Search
Close this search box.

(Ilustrasi : http://www.dw.de/dapd)
(Ilustrasi : http://www.dw.de/dapd)

Ourvoice.or.id. Cinta sekaligus benci: adalah metafora klise tapi paling tepat menggambarkan hubungan Indonesia-Amerika.

Jajak pendapat Lembaga Survey Indonesia menampilkan potret karikatural:

Ketika ada pertanyaan: negara mana yang paling anda anggap mengancam? Mayoritas menyebut: Amerika.

Tapi ketika ditanya: kalau punya kesempatan, negara mana yang paling ingin anda kunjungi? Sebagian besar menjawab: Amerika.

Antara yang benci dan suka bersaing ketat: sejumlah polling menunjukkan prosentase yang suka dan benci Amerika di Indonesia hanya berbeda tipis.

Jika majalah Newsweek beberapa pekan setelah tragedi 11 September lewat laporan utamanya bertanya: Why They Hate America?

Maka ada banyak jawaban: orang Indonesia melihat Amerika berkhianat karena mendukung rezim diktator militer orde baru. Korporasi raksasa tambang Amerika dianggap simbol eksploitasi.
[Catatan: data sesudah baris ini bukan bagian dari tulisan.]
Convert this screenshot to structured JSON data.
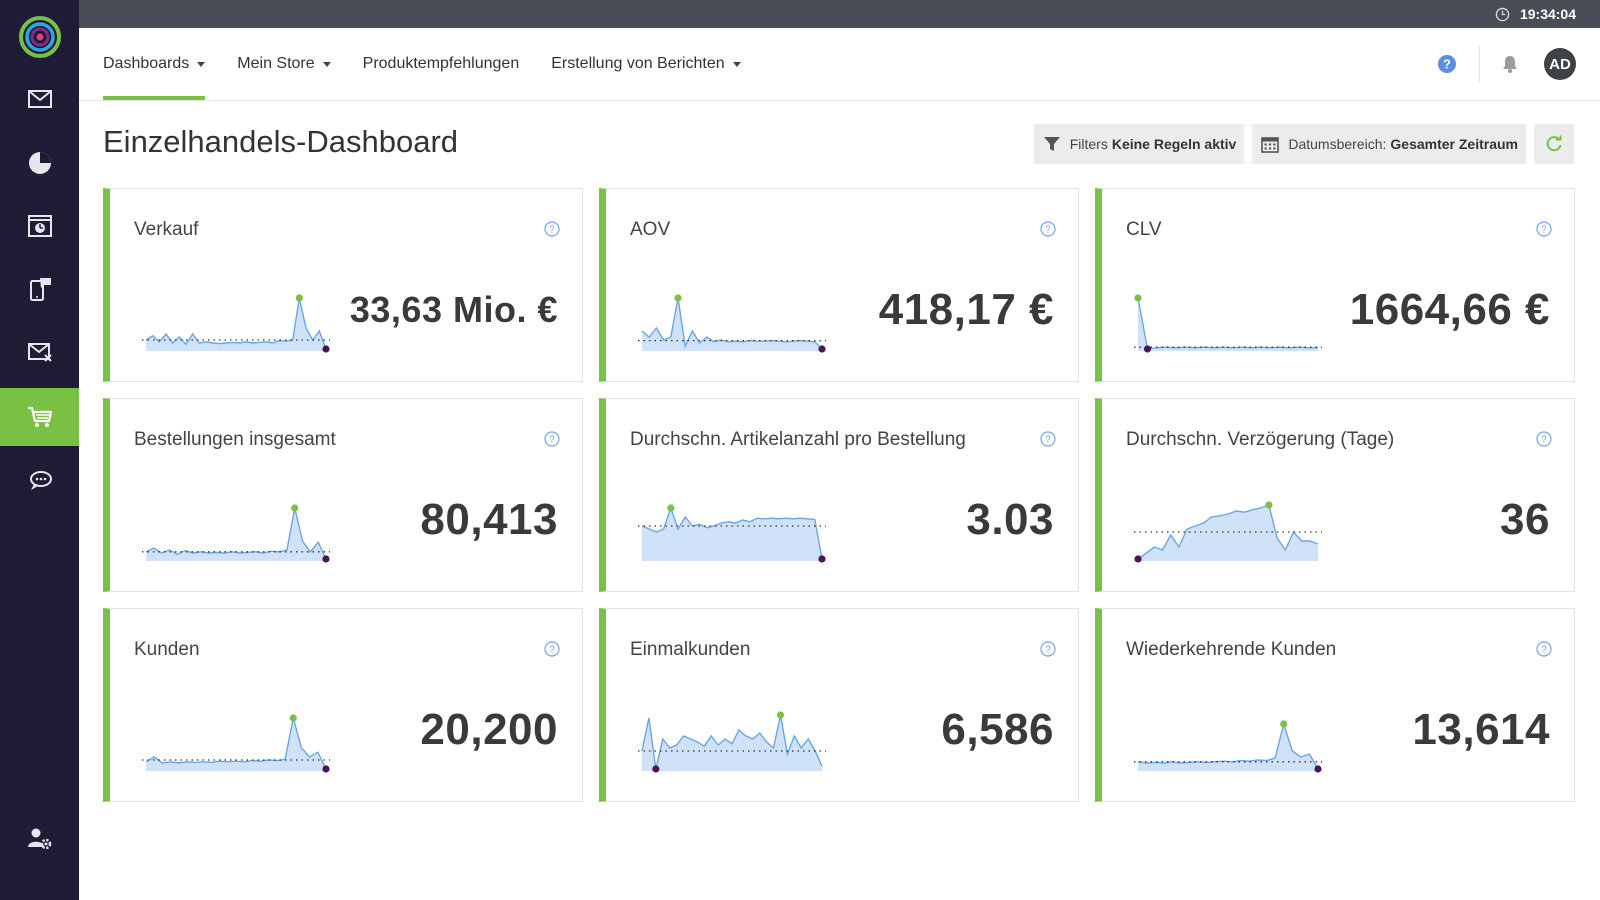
{
  "topbar": {
    "time": "19:34:04"
  },
  "header": {
    "menu": [
      {
        "label": "Dashboards",
        "dropdown": true
      },
      {
        "label": "Mein Store",
        "dropdown": true
      },
      {
        "label": "Produktempfehlungen",
        "dropdown": false
      },
      {
        "label": "Erstellung von Berichten",
        "dropdown": true
      }
    ],
    "avatar_initials": "AD"
  },
  "page": {
    "title": "Einzelhandels-Dashboard",
    "filters_label": "Filters",
    "filters_value": "Keine Regeln aktiv",
    "date_label": "Datumsbereich:",
    "date_value": "Gesamter Zeitraum"
  },
  "colors": {
    "accent": "#7ac143",
    "sidebar": "#1e1d35",
    "spark_line": "#6aa5e6",
    "spark_fill": "#cfe2f8",
    "max_marker": "#7ac143",
    "min_marker": "#4a1458"
  },
  "cards": [
    {
      "title": "Verkauf",
      "value": "33,63 Mio. €",
      "spark": [
        0.15,
        0.22,
        0.12,
        0.25,
        0.1,
        0.2,
        0.08,
        0.25,
        0.1,
        0.12,
        0.1,
        0.09,
        0.1,
        0.11,
        0.1,
        0.12,
        0.1,
        0.11,
        0.12,
        0.1,
        0.14,
        0.13,
        0.15,
        0.85,
        0.35,
        0.15,
        0.3,
        0.0
      ],
      "baseline": 0.15
    },
    {
      "title": "AOV",
      "value": "418,17 €",
      "spark": [
        0.3,
        0.2,
        0.35,
        0.15,
        0.2,
        0.85,
        0.05,
        0.3,
        0.1,
        0.2,
        0.12,
        0.15,
        0.12,
        0.13,
        0.12,
        0.14,
        0.13,
        0.13,
        0.14,
        0.13,
        0.12,
        0.13,
        0.14,
        0.13,
        0.12,
        0.0
      ],
      "baseline": 0.14
    },
    {
      "title": "CLV",
      "value": "1664,66 €",
      "spark": [
        0.85,
        0.0,
        0.02,
        0.03,
        0.02,
        0.03,
        0.02,
        0.03,
        0.02,
        0.03,
        0.02,
        0.03,
        0.02,
        0.03,
        0.02,
        0.03,
        0.02,
        0.03,
        0.02,
        0.02
      ],
      "baseline": 0.03
    },
    {
      "title": "Bestellungen insgesamt",
      "value": "80,413",
      "spark": [
        0.12,
        0.18,
        0.1,
        0.15,
        0.08,
        0.14,
        0.1,
        0.12,
        0.1,
        0.11,
        0.1,
        0.12,
        0.1,
        0.11,
        0.12,
        0.1,
        0.13,
        0.12,
        0.15,
        0.85,
        0.3,
        0.12,
        0.28,
        0.0
      ],
      "baseline": 0.12
    },
    {
      "title": "Durchschn. Artikelanzahl pro Bestellung",
      "value": "3.03",
      "spark": [
        0.55,
        0.5,
        0.45,
        0.5,
        0.85,
        0.5,
        0.7,
        0.55,
        0.58,
        0.52,
        0.55,
        0.6,
        0.62,
        0.6,
        0.65,
        0.62,
        0.68,
        0.67,
        0.68,
        0.67,
        0.68,
        0.67,
        0.68,
        0.67,
        0.66,
        0.0
      ],
      "baseline": 0.55
    },
    {
      "title": "Durchschn. Verzögerung (Tage)",
      "value": "36",
      "spark": [
        0.0,
        0.1,
        0.2,
        0.15,
        0.4,
        0.2,
        0.5,
        0.55,
        0.6,
        0.7,
        0.72,
        0.75,
        0.8,
        0.78,
        0.82,
        0.85,
        0.9,
        0.35,
        0.15,
        0.45,
        0.3,
        0.3,
        0.25
      ],
      "baseline": 0.45
    },
    {
      "title": "Kunden",
      "value": "20,200",
      "spark": [
        0.12,
        0.2,
        0.1,
        0.12,
        0.1,
        0.12,
        0.11,
        0.12,
        0.11,
        0.13,
        0.12,
        0.13,
        0.12,
        0.14,
        0.13,
        0.15,
        0.14,
        0.16,
        0.85,
        0.35,
        0.2,
        0.28,
        0.0
      ],
      "baseline": 0.15
    },
    {
      "title": "Einmalkunden",
      "value": "6,586",
      "spark": [
        0.3,
        0.85,
        0.0,
        0.5,
        0.35,
        0.4,
        0.55,
        0.5,
        0.45,
        0.38,
        0.55,
        0.4,
        0.5,
        0.42,
        0.65,
        0.55,
        0.5,
        0.6,
        0.45,
        0.35,
        0.9,
        0.25,
        0.55,
        0.35,
        0.5,
        0.3,
        0.05
      ],
      "baseline": 0.3
    },
    {
      "title": "Wiederkehrende Kunden",
      "value": "13,614",
      "spark": [
        0.12,
        0.1,
        0.11,
        0.1,
        0.12,
        0.1,
        0.11,
        0.12,
        0.11,
        0.12,
        0.13,
        0.12,
        0.14,
        0.13,
        0.15,
        0.14,
        0.18,
        0.75,
        0.3,
        0.2,
        0.25,
        0.0
      ],
      "baseline": 0.12
    }
  ],
  "sidebar_items": [
    "mail-icon",
    "pie-chart-icon",
    "browser-icon",
    "mobile-push-icon",
    "email-campaign-icon",
    "cart-icon",
    "chat-icon"
  ]
}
Dan terakhir, kebijakan di dunia muslim dan perang melawan terorisme.

Ada banyak alasan untuk benci, tapi ada banyak alasan pula untuk suka.

Jakarta adalah etalase: orang rela antre berjam-jam untuk membeli produk Apple terbaru. Starbuckstersebar di mana-mana.

Amerika adalah salah satu penanam modal terbesar di Indonesia. Setiap tahun semakin banyak pelajar yang ingin kuliah di Amerika.

Hal lain: Amerika kini menggeser haluan. Jika dulu, Eropa dan Timur Tengah dianggap mitra paling strategis, maka prioritas itu kini bergeser ke Asia.

Gesture Paman Sam jelas menunjukkan keinginan untuk mendekat ke Indonesia. Satu langkah dua tujuan tercapai: memperkuat kerjasama dengan negara berpenduduk muslim yang punya demokrasi serta pertumbuhan ekonomi paling menakjubkan di satu sisi. Membendung pengaruh Cina di sisi lain.

The Post American World, begitulah para ahli menyebut dunia hari ini. Tak ada lagi monopoli tunggal Amerika, karena Cina, India atau bahkan Indonesia, kini semakin berkembang menjadi kekuatan baru.

Dunia yang berubah menyediakan banyak kesempatan. Tergantung kita: apakah akan terus curiga dan selalu melihat orang lain sebagai ancaman, atau peluang untuk maju?